White water rafting is a thrilling activity that allows you to experience the power of nature up close. White water rafting is an exhilarating concept, but many people who wear glasses struggle with the question of whether they can wear their glasses while rafting. This article will address this frequent worry, go over the advantages of rafting while wearing glasses, and provide important advice and workarounds for anyone who wants to experience this wonderful fun without having their eyesight compromised.
The Dilemma of Wearing Glasses While Rafting
So the question remains: Can you wear glasses white water rafting?
One of the most common questions we get from first-time white water rafters here at Southeastern Expeditions is whether they can wear their glasses when they’re on the river. While there’s no rule against wearing glasses, it’s not advisable for a variety of reasons, such as:
- Possible loss: Some parts of the river can get rough, and the surf can knock off even the most tightly fitting glasses. You can wear a strap or a specially designed eyeglass holder, but there’s no guarantee that they’ll stay in place. Some people also find that straps and holders are uncomfortable.
- Blotches: You’re going to get splashed while you’re on the river — there’s no way to avoid it. When water splashes, it can obscure your vision. You’ll need to wipe your glasses off frequently to maintain clear vision, which isn’t practical while holding onto your paddles.
- Fogging: The combination of warm, humid air and cold water can create steam that will cause your glasses to fog up. Steamy lenses can completely obstruct your vision, which can be dangerous when you’re navigating rough waters.
If you decide on wearing eyeglasses, we recommend wearing your backup glasses when you’re white water rafting. The last thing you want is to lose or damage expensive eyewear. However, there are also certain advantages to white-water rafting with glasses.
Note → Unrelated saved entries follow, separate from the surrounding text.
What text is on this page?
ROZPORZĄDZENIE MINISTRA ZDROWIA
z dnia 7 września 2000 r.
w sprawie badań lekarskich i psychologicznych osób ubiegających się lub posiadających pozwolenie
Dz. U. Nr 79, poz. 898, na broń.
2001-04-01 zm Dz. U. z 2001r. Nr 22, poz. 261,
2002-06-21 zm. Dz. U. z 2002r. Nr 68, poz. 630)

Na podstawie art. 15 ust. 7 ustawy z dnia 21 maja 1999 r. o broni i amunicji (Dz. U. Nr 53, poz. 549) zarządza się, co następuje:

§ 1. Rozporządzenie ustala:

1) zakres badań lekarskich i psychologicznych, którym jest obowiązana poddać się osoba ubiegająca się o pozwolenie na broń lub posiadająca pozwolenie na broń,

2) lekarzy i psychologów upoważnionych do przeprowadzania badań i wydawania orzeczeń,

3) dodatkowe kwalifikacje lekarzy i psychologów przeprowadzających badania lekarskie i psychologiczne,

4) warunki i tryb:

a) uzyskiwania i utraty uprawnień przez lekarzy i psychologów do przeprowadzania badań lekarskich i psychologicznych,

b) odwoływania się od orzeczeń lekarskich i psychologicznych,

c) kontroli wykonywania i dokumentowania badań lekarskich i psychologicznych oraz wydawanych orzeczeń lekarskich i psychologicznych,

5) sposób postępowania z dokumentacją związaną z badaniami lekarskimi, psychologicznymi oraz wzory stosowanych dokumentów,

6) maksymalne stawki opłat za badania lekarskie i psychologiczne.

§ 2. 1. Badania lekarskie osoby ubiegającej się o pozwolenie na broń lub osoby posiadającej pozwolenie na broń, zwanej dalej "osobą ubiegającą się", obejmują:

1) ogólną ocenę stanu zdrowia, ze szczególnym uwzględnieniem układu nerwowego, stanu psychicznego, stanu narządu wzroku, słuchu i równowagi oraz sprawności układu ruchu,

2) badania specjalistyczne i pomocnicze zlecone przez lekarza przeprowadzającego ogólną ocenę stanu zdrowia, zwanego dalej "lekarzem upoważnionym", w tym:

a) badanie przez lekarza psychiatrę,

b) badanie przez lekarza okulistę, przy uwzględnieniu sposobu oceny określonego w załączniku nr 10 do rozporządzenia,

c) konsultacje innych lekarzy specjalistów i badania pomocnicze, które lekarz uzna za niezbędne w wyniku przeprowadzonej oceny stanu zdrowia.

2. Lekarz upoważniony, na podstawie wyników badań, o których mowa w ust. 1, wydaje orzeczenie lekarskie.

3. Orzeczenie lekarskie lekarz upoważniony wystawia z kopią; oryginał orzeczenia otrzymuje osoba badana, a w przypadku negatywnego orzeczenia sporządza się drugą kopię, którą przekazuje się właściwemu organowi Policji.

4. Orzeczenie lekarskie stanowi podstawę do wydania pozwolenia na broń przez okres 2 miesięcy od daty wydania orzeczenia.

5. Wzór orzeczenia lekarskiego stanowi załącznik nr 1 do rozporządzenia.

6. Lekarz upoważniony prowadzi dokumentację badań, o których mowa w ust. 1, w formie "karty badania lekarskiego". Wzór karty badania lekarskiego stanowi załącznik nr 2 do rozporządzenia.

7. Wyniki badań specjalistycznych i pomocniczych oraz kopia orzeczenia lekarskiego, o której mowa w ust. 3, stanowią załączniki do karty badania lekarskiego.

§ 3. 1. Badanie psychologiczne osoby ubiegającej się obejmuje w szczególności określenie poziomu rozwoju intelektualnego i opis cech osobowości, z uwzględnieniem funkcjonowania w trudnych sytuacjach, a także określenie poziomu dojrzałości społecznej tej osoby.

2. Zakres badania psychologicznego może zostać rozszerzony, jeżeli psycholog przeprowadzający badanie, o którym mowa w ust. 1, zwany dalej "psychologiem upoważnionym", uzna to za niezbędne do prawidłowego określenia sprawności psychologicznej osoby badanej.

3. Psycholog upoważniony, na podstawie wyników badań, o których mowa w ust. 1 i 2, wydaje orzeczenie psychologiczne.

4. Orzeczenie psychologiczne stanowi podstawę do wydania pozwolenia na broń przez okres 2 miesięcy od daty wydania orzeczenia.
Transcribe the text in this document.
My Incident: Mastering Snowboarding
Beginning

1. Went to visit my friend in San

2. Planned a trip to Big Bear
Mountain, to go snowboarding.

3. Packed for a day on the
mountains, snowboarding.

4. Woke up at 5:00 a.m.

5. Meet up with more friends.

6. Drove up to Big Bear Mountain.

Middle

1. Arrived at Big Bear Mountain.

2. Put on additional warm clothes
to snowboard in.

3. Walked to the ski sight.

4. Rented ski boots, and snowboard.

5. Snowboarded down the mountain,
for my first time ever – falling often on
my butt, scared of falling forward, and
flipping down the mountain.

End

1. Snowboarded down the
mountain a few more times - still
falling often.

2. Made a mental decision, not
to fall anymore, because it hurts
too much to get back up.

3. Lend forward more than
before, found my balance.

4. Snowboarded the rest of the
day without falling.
Benefits of Wearing Glasses on the River
- Security First: Vision is essential for rafting safety. Wearing glasses makes the experience safer and more fun by allowing you to see your fellow rafters clearly, foresee hazards, and react quickly to the guide’s instructions. You must be able to see any obstacles that lie ahead on the river so that you can assist your fellow rafters in paddling around them. And you don’t want to miss out on all the spectacular scenery.
- Safety and Accurate Navigation: White water rafting glasses allow you to have lightning-fast reflexes and exact navigation. Rapids can quickly morph and shift, and rocks and other impediments can appear out of nowhere. You can precisely analyze your surroundings, predict the path of the river, and react quickly to the guide’s directions if your vision is clear. You and your fellow rafters will be safer thanks to this deeper comprehension.
Tips for Rafting with Glasses
- Secure Straps or Retainers: Invest in specific straps or retainers for your glasses to keep them firmly connected to your head. These add-ons guard against unintentional loss over extremely choppy river sections. We sell these in our Outfitter Shop.
- Anti-fog measures: Glasses that are fogged up can be caused by a mix of water splashes and fluctuating temperatures. To keep your lenses clear and your vision clear, use anti-fog treatments or wipes.
- Pick Robust Frames: Select eyewear with a strong frame that can endure some rough treatment. Durable frames are less prone to flex or snap when subjected to rafting pressure.
- Keep a Backup Pair Close by: While taking precautions to protect your glasses is important, it’s always a good idea to carry a backup set of prescription glasses in case the unexpected occurs.
Some choices are available to rafters and kayakers who don’t want to wear glasses while they’re on the river but can’t see well enough without them:
- Contact lenses: Many rafters have had success wearing contacts. Unlike glasses, they won’t get knocked off, and they don’t require frequent adjustments to keep them in place. However, contact lenses are still susceptible to splashing, and there have been many instances where rafters lost a lens to a high wave.
- Prescription goggles: While there’s no such thing as white water rafting glasses, there’s another option. Specialty eyewear such as prescription sports goggles will fit more securely than regular eyeglasses, but they won’t always resolve the splashing or fogging issues. Goggles also take some getting used to, so you might want to wear them a few times before going on your white water rafting journey.
You may safely negotiate the rapids, take in the spectacular landscape, and protect your own safety by following the advice and suggestions provided in this article. Remember that the goal is to prioritize both your eyesight and the excitement of the ride, whether you decide to convert to contact lenses, opt for prescription goggles, or fix your glasses with retainers. So don’t worry, embark on your white water rafting adventure today.